Paris falls for glamour of India’s modernist maharajah

Items from Manik Bagh Palace of Indore goes on display

Published - September 26, 2019 10:37 pm IST - Paris

An image of Indian Prince, Yeshwant Rao Holkar II and his wife Sanyogita Devi of Indore.

An image of Indian Prince, Yeshwant Rao Holkar II and his wife Sanyogita Devi of Indore.

They were India’s golden couple of the 1920s and 1930s, two beautiful people who cut a wildly glamorous dash across the globe, being photographed by Man Ray and sipping cocktails with Hollywood stars.

The extraordinary lives and impeccable taste of the yesteryear Maharajah and Maharani of Indore — Yeshwant Rao Holkar II and Sanyogita — are celebrated in a spectacular new exhibition at the Museum of Decorative Arts in Paris.

The pair created a gem of an avant-garde palace on the Malwa Plateau in the heart of India. They became patrons of many artists and designers of their day. Some 500 pieces of modern design from the Manik Bagh Palace in the maharajah’s hometown of Indore are being exhibited alongside archival materials.

An oasis of understated but dazzling modernist luxury, the palace was furnished with pieces by Eileen Gray, Le Corbusier and Pierre Jeanneret among others, with art by Brancusi.

The first building in the subcontinent to have air conditioning, it also had a ballroom where the couple could do the foxtrot to the jazz-loving maharajah’s collection of 1,00,000 records.

The aesthete prince commissioned the young German architect Eckart Muthesius to create his dream of the future.

Together the two men combed the artist studios of Paris and Berlin with art advisor Henri-Pierre Roche — author of the novel Jules and Jim — to find the works to fill it.

Muthesius was also asked to kit out the 25-year-old maharajah’s sleek new royal train, as well as a barge that was a “vertible floating modernist palace” and do the interiors of his private plane.

He designed, too, a hunting caravan so the prince — who had come to the throne at 17 — could stalk tigers in style.

Despite being bound together in an arranged marriage when she was 10 and he only a few years older, the pair were a thoroughly modern couple, said the chief curator Olivier Gabet.

Few could fail to be charmed by the bright young maharani, who shared the maharajah’s interests.

“She was involved in all their projects and was treated as an equal by her husband. In fact, they were quite an exceptional couple,” said Mr. Gabet.

Man Ray, their guest on the French Riviera, thought the same. He was very taken with the maharani, whom he described as an “exquisite girl in her teens”.

“Dressed in the French style, she wore a ring with a huge emerald that the Maharaja had bought her that morning,” he later wrote.

Clearly deeply in love, the couple had “a magnetic aura”.

In fact they charmed everyone wherever they went, whether filmmaker Cecil B. DeMille and actor Gary Cooper in Hollywood, or old world royals like themselves.
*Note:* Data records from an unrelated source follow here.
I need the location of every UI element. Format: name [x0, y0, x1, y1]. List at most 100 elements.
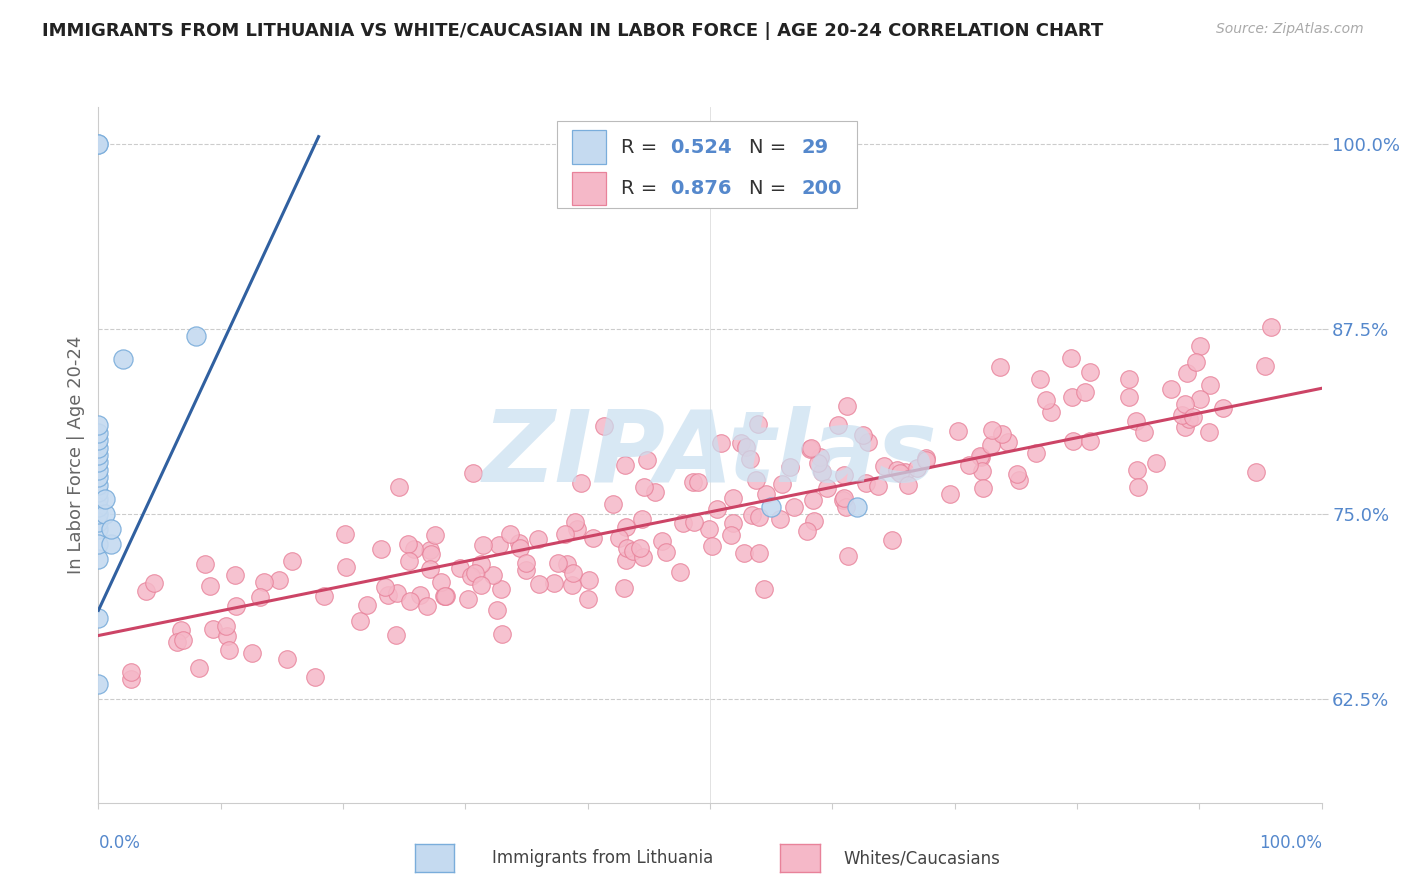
Point	[748, 510, 770, 524]
Point	[399, 594, 422, 608]
Point	[578, 573, 600, 587]
Point	[419, 547, 441, 561]
Point	[87, 136, 110, 151]
Point	[855, 476, 877, 491]
Point	[980, 423, 1002, 437]
Point	[616, 541, 638, 555]
Point	[1174, 396, 1197, 410]
Point	[1185, 354, 1208, 368]
Point	[808, 450, 831, 465]
Point	[93, 507, 115, 521]
Point	[377, 588, 399, 602]
Point	[720, 528, 742, 542]
Point	[779, 460, 801, 475]
Point	[1025, 446, 1047, 460]
Text: R =: R =	[620, 179, 664, 198]
Point	[1246, 466, 1268, 480]
Point	[415, 599, 437, 613]
Point	[835, 500, 858, 514]
Point	[120, 673, 142, 687]
Point	[837, 549, 859, 564]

The couple did not have long to enjoy their idyll in their modernist home.

The maharani died at the age of 22 from appendicitis, leaving behind their toddler daughter, Usha, the present maharani.

The maharajah’s artistic adventures pretty much ended with her death, said Mr. Gabet, “which shows just what an influence she had.”

After his wife’s death, the maharajah went on to marry again twice but his inner life remains mysterious.

He died in 1961 as he was planning to write his autobiography, having burned all his private papers.

Collectors like fashion moguls Yves Saint Laurent and Pierre Berge, and the Qatari prince Sheikh Saud bin Mohammed Al-Thani, snapped up much of the couple’s furniture and carpets in a legendary auction in Monaco in 1980.

Their modernist “garden of rubies” has been swallowed up by the expanding city of Indore.

The once stately salons of the Manik Bagh have long since been subdivided into offices for the local excise department.